2013. After Thanksgiving, the radio stations start playing Christmas songs. You push the buttons. The red taillights going “up the hill” (you live in the mountains) are close together. You climb a small hill and slow down, seeing what’s ahead. A cop car, flashing lights. The guy tailgating you flips you off. He can’t (yet) see what you see. You sigh; what’s the point? The world does indeed seem more “reactive” these days. Traffic starts moving. California drivers are great in a real emergency (like a large fire beside the road or a body lying in the slow lane) but not so good when there’s just a random cop car on the shoulder. You pick up speed and eventually get beyond the bunch of cars and the last exit leading to a well-populated area. Though only 25 miles from “town” your home is “remote.” The city lights fade behind you as you climb and there you see the bright full moon cresting a conical hill. To the right Orion comes over the horizon in the Santa Ana scoured sky. Wow.

Such beauty. For a minute you think about something incredibly stupid you heard in a documentary about Viking oceanic navigation, “All they had to navigate with was star light.” All? And they could actually DO that, unlike us. We can’t do that. Throw us out to sea without our modern tools and we’re lost. “Hell. UPS can’t even find my HOUSE!” you laugh to yourself.

 “Faithful friends who are dear to us, Gather near to us once more.”

 Your eyes fill with tears. It’s true. All of them are with you all the time. All the ghosts, the people who have been your Christmases through all your life. “Fate” does not “allow” us all to be together through the years; memory does. Our litany of loss is longer than our manifest of gain. Still, in moments of solitude, motion, beauty, even through the mechanically invoked nostalgia of Christmas through Mohammed’s radio, faithful friends return. Somewhere between the Belt of Orion and the windshield of the car, a little white-haired grandma holds the backdoor open as your dad carries your sleeping brother inside at the end of a two day drive through ground-blizzard white-out  Wyoming. You run, your brother behind you, pulling your sleds through the snow-drifted open meadow toward the forest trails.

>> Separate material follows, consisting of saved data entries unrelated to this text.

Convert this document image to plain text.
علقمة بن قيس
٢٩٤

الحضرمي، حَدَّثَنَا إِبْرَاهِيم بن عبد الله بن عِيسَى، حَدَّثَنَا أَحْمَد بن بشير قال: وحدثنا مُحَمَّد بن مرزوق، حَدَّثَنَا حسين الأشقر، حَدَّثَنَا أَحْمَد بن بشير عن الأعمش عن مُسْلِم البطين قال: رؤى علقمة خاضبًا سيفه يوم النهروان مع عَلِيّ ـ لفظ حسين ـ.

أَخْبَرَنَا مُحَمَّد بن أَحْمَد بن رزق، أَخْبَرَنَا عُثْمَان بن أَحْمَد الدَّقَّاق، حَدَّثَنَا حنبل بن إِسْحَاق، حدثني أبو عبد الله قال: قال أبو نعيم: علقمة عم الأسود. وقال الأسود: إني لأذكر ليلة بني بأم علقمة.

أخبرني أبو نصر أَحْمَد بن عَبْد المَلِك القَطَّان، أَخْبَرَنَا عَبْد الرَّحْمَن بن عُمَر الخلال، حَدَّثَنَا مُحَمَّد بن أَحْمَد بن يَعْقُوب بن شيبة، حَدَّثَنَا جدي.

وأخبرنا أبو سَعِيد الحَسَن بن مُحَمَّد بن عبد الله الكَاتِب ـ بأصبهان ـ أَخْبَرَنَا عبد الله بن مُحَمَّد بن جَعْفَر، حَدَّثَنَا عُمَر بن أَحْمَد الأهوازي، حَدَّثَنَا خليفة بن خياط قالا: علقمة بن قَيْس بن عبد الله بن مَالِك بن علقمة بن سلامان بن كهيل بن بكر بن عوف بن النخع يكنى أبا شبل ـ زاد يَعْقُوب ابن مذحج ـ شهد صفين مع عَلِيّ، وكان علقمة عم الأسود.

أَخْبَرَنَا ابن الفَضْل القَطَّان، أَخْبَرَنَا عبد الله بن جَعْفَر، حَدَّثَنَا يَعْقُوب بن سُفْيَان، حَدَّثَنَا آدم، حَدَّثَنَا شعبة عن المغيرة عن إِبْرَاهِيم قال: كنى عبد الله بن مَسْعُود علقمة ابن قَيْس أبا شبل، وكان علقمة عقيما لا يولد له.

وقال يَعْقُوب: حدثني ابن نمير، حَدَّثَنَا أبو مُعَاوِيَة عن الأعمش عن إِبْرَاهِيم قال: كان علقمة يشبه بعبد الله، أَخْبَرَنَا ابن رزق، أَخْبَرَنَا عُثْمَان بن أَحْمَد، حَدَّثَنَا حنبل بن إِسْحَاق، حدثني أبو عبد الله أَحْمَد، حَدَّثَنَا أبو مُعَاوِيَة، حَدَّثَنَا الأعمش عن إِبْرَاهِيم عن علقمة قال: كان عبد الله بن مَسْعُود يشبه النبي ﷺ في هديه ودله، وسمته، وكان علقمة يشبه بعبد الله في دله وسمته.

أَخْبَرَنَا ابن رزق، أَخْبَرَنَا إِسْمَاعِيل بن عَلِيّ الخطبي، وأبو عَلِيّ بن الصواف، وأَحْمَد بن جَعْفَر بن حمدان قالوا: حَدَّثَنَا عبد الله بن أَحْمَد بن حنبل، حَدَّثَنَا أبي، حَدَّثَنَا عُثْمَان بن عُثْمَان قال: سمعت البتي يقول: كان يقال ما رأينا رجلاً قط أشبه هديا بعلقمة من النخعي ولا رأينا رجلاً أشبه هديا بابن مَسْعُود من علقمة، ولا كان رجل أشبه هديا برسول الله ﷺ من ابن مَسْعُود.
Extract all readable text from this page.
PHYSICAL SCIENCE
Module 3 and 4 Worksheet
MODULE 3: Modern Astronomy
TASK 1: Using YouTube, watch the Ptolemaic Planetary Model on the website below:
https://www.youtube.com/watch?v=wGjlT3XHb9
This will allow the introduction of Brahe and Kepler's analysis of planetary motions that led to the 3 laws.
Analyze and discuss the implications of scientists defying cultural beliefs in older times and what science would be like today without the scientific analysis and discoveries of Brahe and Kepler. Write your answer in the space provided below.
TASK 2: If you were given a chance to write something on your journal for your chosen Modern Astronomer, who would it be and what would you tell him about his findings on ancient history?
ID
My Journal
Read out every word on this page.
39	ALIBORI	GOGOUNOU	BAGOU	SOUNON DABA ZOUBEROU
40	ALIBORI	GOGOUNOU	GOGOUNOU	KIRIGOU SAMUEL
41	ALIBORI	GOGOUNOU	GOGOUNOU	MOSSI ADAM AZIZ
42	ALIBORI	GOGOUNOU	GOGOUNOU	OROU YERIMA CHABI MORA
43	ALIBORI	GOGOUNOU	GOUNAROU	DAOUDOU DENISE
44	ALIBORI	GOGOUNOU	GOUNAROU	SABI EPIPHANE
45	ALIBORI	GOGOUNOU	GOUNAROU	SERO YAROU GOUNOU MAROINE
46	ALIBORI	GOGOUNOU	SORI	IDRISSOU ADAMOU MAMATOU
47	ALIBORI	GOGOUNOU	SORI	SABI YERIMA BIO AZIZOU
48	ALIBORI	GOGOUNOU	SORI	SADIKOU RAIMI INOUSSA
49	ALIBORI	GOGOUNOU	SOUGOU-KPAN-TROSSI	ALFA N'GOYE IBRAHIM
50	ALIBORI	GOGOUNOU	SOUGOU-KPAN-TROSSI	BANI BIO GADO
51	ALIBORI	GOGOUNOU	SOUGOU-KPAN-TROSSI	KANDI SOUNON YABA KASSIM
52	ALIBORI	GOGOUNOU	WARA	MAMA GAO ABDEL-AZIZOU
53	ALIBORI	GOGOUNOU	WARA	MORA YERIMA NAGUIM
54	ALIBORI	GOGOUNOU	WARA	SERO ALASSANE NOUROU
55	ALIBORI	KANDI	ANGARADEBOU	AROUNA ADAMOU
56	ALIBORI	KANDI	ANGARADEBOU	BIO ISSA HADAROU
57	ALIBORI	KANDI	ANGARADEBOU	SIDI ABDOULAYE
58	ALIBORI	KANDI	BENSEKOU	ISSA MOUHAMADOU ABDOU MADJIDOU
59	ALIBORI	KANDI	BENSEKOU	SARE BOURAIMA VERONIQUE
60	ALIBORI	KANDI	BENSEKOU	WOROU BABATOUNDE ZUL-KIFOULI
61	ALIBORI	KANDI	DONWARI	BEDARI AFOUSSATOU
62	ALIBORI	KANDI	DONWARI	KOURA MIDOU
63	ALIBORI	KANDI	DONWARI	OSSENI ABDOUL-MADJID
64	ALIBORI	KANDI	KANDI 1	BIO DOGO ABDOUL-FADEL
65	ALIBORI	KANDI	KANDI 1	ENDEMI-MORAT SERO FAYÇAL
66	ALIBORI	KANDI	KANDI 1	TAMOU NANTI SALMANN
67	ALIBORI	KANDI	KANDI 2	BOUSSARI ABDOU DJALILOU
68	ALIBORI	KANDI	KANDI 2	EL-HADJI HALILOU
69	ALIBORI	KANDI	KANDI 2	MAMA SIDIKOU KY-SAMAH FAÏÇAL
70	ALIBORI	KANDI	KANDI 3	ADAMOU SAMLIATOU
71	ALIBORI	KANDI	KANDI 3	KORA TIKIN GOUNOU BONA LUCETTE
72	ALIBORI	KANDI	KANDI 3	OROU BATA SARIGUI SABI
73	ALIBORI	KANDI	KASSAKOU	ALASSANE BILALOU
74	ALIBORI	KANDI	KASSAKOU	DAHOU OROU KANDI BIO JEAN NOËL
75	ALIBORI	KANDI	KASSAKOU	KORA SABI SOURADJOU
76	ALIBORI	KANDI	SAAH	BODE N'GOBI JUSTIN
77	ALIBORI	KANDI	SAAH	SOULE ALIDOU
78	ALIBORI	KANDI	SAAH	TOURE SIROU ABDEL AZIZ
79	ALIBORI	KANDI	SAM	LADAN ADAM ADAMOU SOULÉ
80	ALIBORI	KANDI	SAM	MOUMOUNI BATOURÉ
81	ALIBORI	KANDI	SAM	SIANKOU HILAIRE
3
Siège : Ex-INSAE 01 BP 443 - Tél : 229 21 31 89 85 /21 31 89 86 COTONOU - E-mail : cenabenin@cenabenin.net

You stand at the chain-link fence at the airport happy because you see Aunt Martha in her fur coat and high heels walking carefully down the steps; eddies of snow swirl around the landing gear. “Buona Pasqua!” laughs a teenage boy with black hair and blue eyes who takes tips and dispenses hand-towels at the restroom at Milano Centrale. He wears a Santa hat. You walk on the beach talking about poetry with a wildly gesturing Irishman. Your friend stands beside the rails at the Zürich Bahnhof, with a carton of Comella. Outside the station, mist rising from the river mixes with starlight. Your grunge fashioned fourteen year old niece from Colorado summons a smile in spite of her affected Weltschmerz. Truly, there is something funny about a Christmas tree made of beach sand, decorated with lights and paper starfish. A little boy from Sicily teaches you Italian as you cross the Gotthard Pass, “Cascata, cascata,” he says, pointing through the train window at a frozen waterfall. His grandfather opens big sacks containing bread, cheese, and homemade wine, “Un po?” he says. You nod, grateful.